New things are happening in the studio, finally.


I have always drawn flat, 2-D graphic shapes. As a teenager, I drew to pass time during my long, daily commute from the suburbs across the Causeway Bridge to my high school in New Orleans. In college at the Kansas City Art Institute, I discovered how to make them from wood using a CNC router rather than cut paper. Each shape is an archive of large and small: living rooms, kitchen cabinets, bi-fold doors, highways, airport runways, bridges. During my residency at the Charlotte Street Foundation from 2014-2016, I began to desire more from the shapes. What were they capable of? I soon discovered each could fold to become their own space. The memories, colors, houses, and cities I think about slowly developed the architectural presence I craved.


A shape like this:



Folded into:


As I modeled the shapes using balsa wood or thin poplar stock, I realized how far I had to go to wrap my head around translating something two-dimensional as three-dimensional space.


Enter Stereotomy.


In 2018, Oliver and I researched woodworking classes we could attend together at a nearby school. During the hunt, Oliver found a class called Stereotomy: Building Architectural Models. He thought taking the course was the difference between life and death for my studio work. I brushed him off at first, but I eventually signed up and applied for a grant to help pay for the class and travel. Thank you ArtsKC.

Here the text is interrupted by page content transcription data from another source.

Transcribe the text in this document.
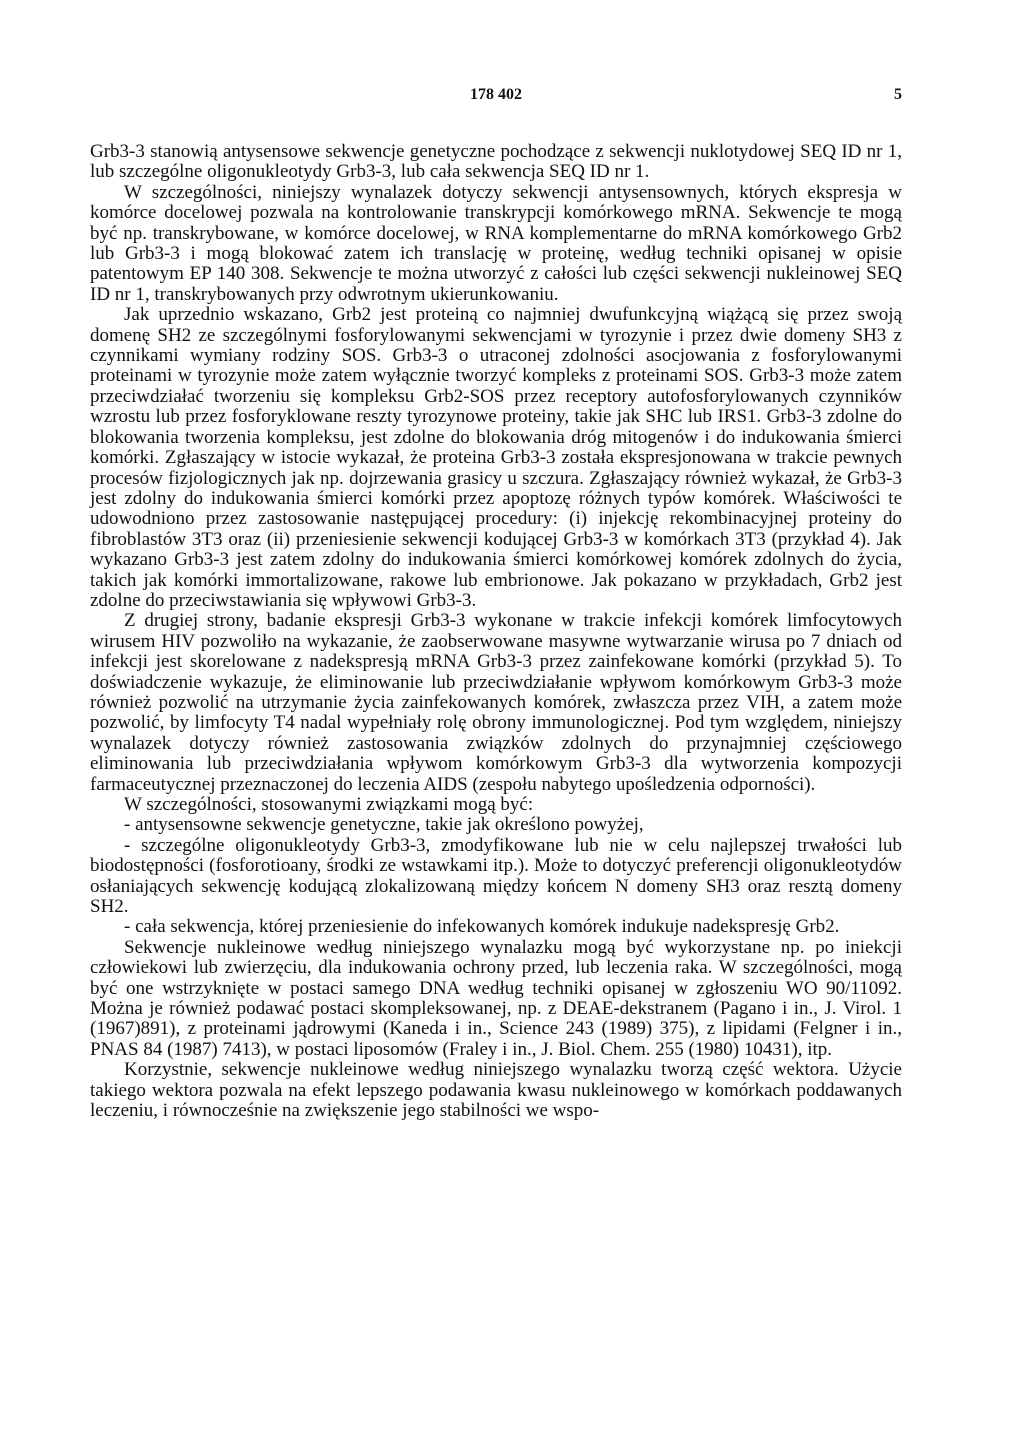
178 402	5

Grb3-3 stanowią antysensowe sekwencje genetyczne pochodzące z sekwencji nuklotydowej SEQ ID nr 1, lub szczególne oligonukleotydy Grb3-3, lub cała sekwencja SEQ ID nr 1.

W szczególności, niniejszy wynalazek dotyczy sekwencji antysensownych, których ekspresja w komórce docelowej pozwala na kontrolowanie transkrypcji komórkowego mRNA. Sekwencje te mogą być np. transkrybowane, w komórce docelowej, w RNA komplementarne do mRNA komórkowego Grb2 lub Grb3-3 i mogą blokować zatem ich translację w proteinę, według techniki opisanej w opisie patentowym EP 140 308. Sekwencje te można utworzyć z całości lub części sekwencji nukleinowej SEQ ID nr 1, transkrybowanych przy odwrotnym ukierunkowaniu.

Jak uprzednio wskazano, Grb2 jest proteiną co najmniej dwufunkcyjną wiążącą się przez swoją domenę SH2 ze szczególnymi fosforylowanymi sekwencjami w tyrozynie i przez dwie domeny SH3 z czynnikami wymiany rodziny SOS. Grb3-3 o utraconej zdolności asocjowania z fosforylowanymi proteinami w tyrozynie może zatem wyłącznie tworzyć kompleks z proteinami SOS. Grb3-3 może zatem przeciwdziałać tworzeniu się kompleksu Grb2-SOS przez receptory autofosforylowanych czynników wzrostu lub przez fosforyklowane reszty tyrozynowe proteiny, takie jak SHC lub IRS1. Grb3-3 zdolne do blokowania tworzenia kompleksu, jest zdolne do blokowania dróg mitogenów i do indukowania śmierci komórki. Zgłaszający w istocie wykazał, że proteina Grb3-3 została ekspresjonowana w trakcie pewnych procesów fizjologicznych jak np. dojrzewania grasicy u szczura. Zgłaszający również wykazał, że Grb3-3 jest zdolny do indukowania śmierci komórki przez apoptozę różnych typów komórek. Właściwości te udowodniono przez zastosowanie następującej procedury: (i) injekcję rekombinacyjnej proteiny do fibroblastów 3T3 oraz (ii) przeniesienie sekwencji kodującej Grb3-3 w komórkach 3T3 (przykład 4). Jak wykazano Grb3-3 jest zatem zdolny do indukowania śmierci komórkowej komórek zdolnych do życia, takich jak komórki immortalizowane, rakowe lub embrionowe. Jak pokazano w przykładach, Grb2 jest zdolne do przeciwstawiania się wpływowi Grb3-3.

Z drugiej strony, badanie ekspresji Grb3-3 wykonane w trakcie infekcji komórek limfocytowych wirusem HIV pozwoliło na wykazanie, że zaobserwowane masywne wytwarzanie wirusa po 7 dniach od infekcji jest skorelowane z nadekspresją mRNA Grb3-3 przez zainfekowane komórki (przykład 5). To doświadczenie wykazuje, że eliminowanie lub przeciwdziałanie wpływom komórkowym Grb3-3 może również pozwolić na utrzymanie życia zainfekowanych komórek, zwłaszcza przez VIH, a zatem może pozwolić, by limfocyty T4 nadal wypełniały rolę obrony immunologicznej. Pod tym względem, niniejszy wynalazek dotyczy również zastosowania związków zdolnych do przynajmniej częściowego eliminowania lub przeciwdziałania wpływom komórkowym Grb3-3 dla wytworzenia kompozycji farmaceutycznej przeznaczonej do leczenia AIDS (zespołu nabytego upośledzenia odporności).

W szczególności, stosowanymi związkami mogą być:

- antysensowne sekwencje genetyczne, takie jak określono powyżej,

- szczególne oligonukleotydy Grb3-3, zmodyfikowane lub nie w celu najlepszej trwałości lub biodostępności (fosforotioany, środki ze wstawkami itp.). Może to dotyczyć preferencji oligonukleotydów osłaniających sekwencję kodującą zlokalizowaną między końcem N domeny SH3 oraz resztą domeny SH2.

- cała sekwencja, której przeniesienie do infekowanych komórek indukuje nadekspresję Grb2.

Sekwencje nukleinowe według niniejszego wynalazku mogą być wykorzystane np. po iniekcji człowiekowi lub zwierzęciu, dla indukowania ochrony przed, lub leczenia raka. W szczególności, mogą być one wstrzyknięte w postaci samego DNA według techniki opisanej w zgłoszeniu WO 90/11092. Można je również podawać postaci skompleksowanej, np. z DEAE-dekstranem (Pagano i in., J. Virol. 1 (1967)891), z proteinami jądrowymi (Kaneda i in., Science 243 (1989) 375), z lipidami (Felgner i in., PNAS 84 (1987) 7413), w postaci liposomów (Fraley i in., J. Biol. Chem. 255 (1980) 10431), itp.

Korzystnie, sekwencje nukleinowe według niniejszego wynalazku tworzą część wektora. Użycie takiego wektora pozwala na efekt lepszego podawania kwasu nukleinowego w komórkach poddawanych leczeniu, i równocześnie na zwiększenie jego stabilności we wspo-
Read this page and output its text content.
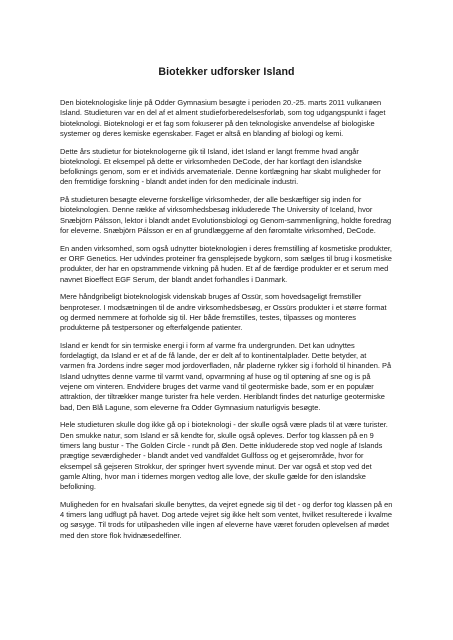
Biotekker udforsker Island

Den bioteknologiske linje på Odder Gymnasium besøgte i perioden 20.-25. marts 2011 vulkanøen Island. Studieturen var en del af et alment studieforberedelsesforløb, som tog udgangspunkt i faget bioteknologi. Bioteknologi er et fag som fokuserer på den teknologiske anvendelse af biologiske systemer og deres kemiske egenskaber. Faget er altså en blanding af biologi og kemi.

Dette års studietur for bioteknologerne gik til Island, idet Island er langt fremme hvad angår bioteknologi. Et eksempel på dette er virksomheden DeCode, der har kortlagt den islandske befolknings genom, som er et individs arvemateriale. Denne kortlægning har skabt muligheder for den fremtidige forskning - blandt andet inden for den medicinale industri.

På studieturen besøgte eleverne forskellige virksomheder, der alle beskæftiger sig inden for bioteknologien. Denne række af virksomhedsbesøg inkluderede The University of Iceland, hvor Snæbjörn Pálsson, lektor i blandt andet Evolutionsbiologi og Genom-sammenligning, holdte foredrag for eleverne. Snæbjörn Pálsson er en af grundlæggerne af den føromtalte virksomhed, DeCode.

En anden virksomhed, som også udnytter bioteknologien i deres fremstilling af kosmetiske produkter, er ORF Genetics. Her udvindes proteiner fra gensplejsede bygkorn, som sælges til brug i kosmetiske produkter, der har en opstrammende virkning på huden. Et af de færdige produkter er et serum med navnet Bioeffect EGF Serum, der blandt andet forhandles i Danmark.

Mere håndgribeligt bioteknologisk videnskab bruges af Ossür, som hovedsageligt fremstiller benproteser. I modsætningen til de andre virksomhedsbesøg, er Ossürs produkter i et større format og dermed nemmere at forholde sig til. Her både fremstilles, testes, tilpasses og monteres produkterne på testpersoner og efterfølgende patienter.

Island er kendt for sin termiske energi i form af varme fra undergrunden. Det kan udnyttes fordelagtigt, da Island er et af de få lande, der er delt af to kontinentalplader. Dette betyder, at varmen fra Jordens indre søger mod jordoverfladen, når pladerne rykker sig i forhold til hinanden. På Island udnyttes denne varme til varmt vand, opvarmning af huse og til optøning af sne og is på vejene om vinteren. Endvidere bruges det varme vand til geotermiske bade, som er en populær attraktion, der tiltrækker mange turister fra hele verden. Heriblandt findes det naturlige geotermiske bad, Den Blå Lagune, som eleverne fra Odder Gymnasium naturligvis besøgte.

Hele studieturen skulle dog ikke gå op i bioteknologi - der skulle også være plads til at være turister. Den smukke natur, som Island er så kendte for, skulle også opleves. Derfor tog klassen på en 9 timers lang bustur - The Golden Circle - rundt på Øen. Dette inkluderede stop ved nogle af Islands prægtige seværdigheder - blandt andet ved vandfaldet Gullfoss og et gejserområde, hvor for eksempel så gejseren Strokkur, der springer hvert syvende minut. Der var også et stop ved det gamle Alting, hvor man i tidernes morgen vedtog alle love, der skulle gælde for den islandske befolkning.

Muligheden for en hvalsafari skulle benyttes, da vejret egnede sig til det - og derfor tog klassen på en 4 timers lang udflugt på havet. Dog artede vejret sig ikke helt som ventet, hvilket resulterede i kvalme og søsyge. Til trods for utilpasheden ville ingen af eleverne have været foruden oplevelsen af mødet med den store flok hvidnæsedelfiner.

The class was a gamechanger. I still practice the drafting techniques I learned or review my technical drawings from the class to make certain joints. I have been on a long journey, but every series of work I build improves just a little.


Here's a shot from my exhibition titled Limen in October of 2019.


I'm currently four months past these tabletop sculptures and I finally have my sea legs. I'm building without thinking too much about the next step and I am working directly from my sketches rather than drafting a full stereotomical drawing to visualize a form.


I've stepped back from building work in the round for a while because my upcoming exhibitions only permit wall work. I'm excited to jump back in after March and see how this series will change the new work.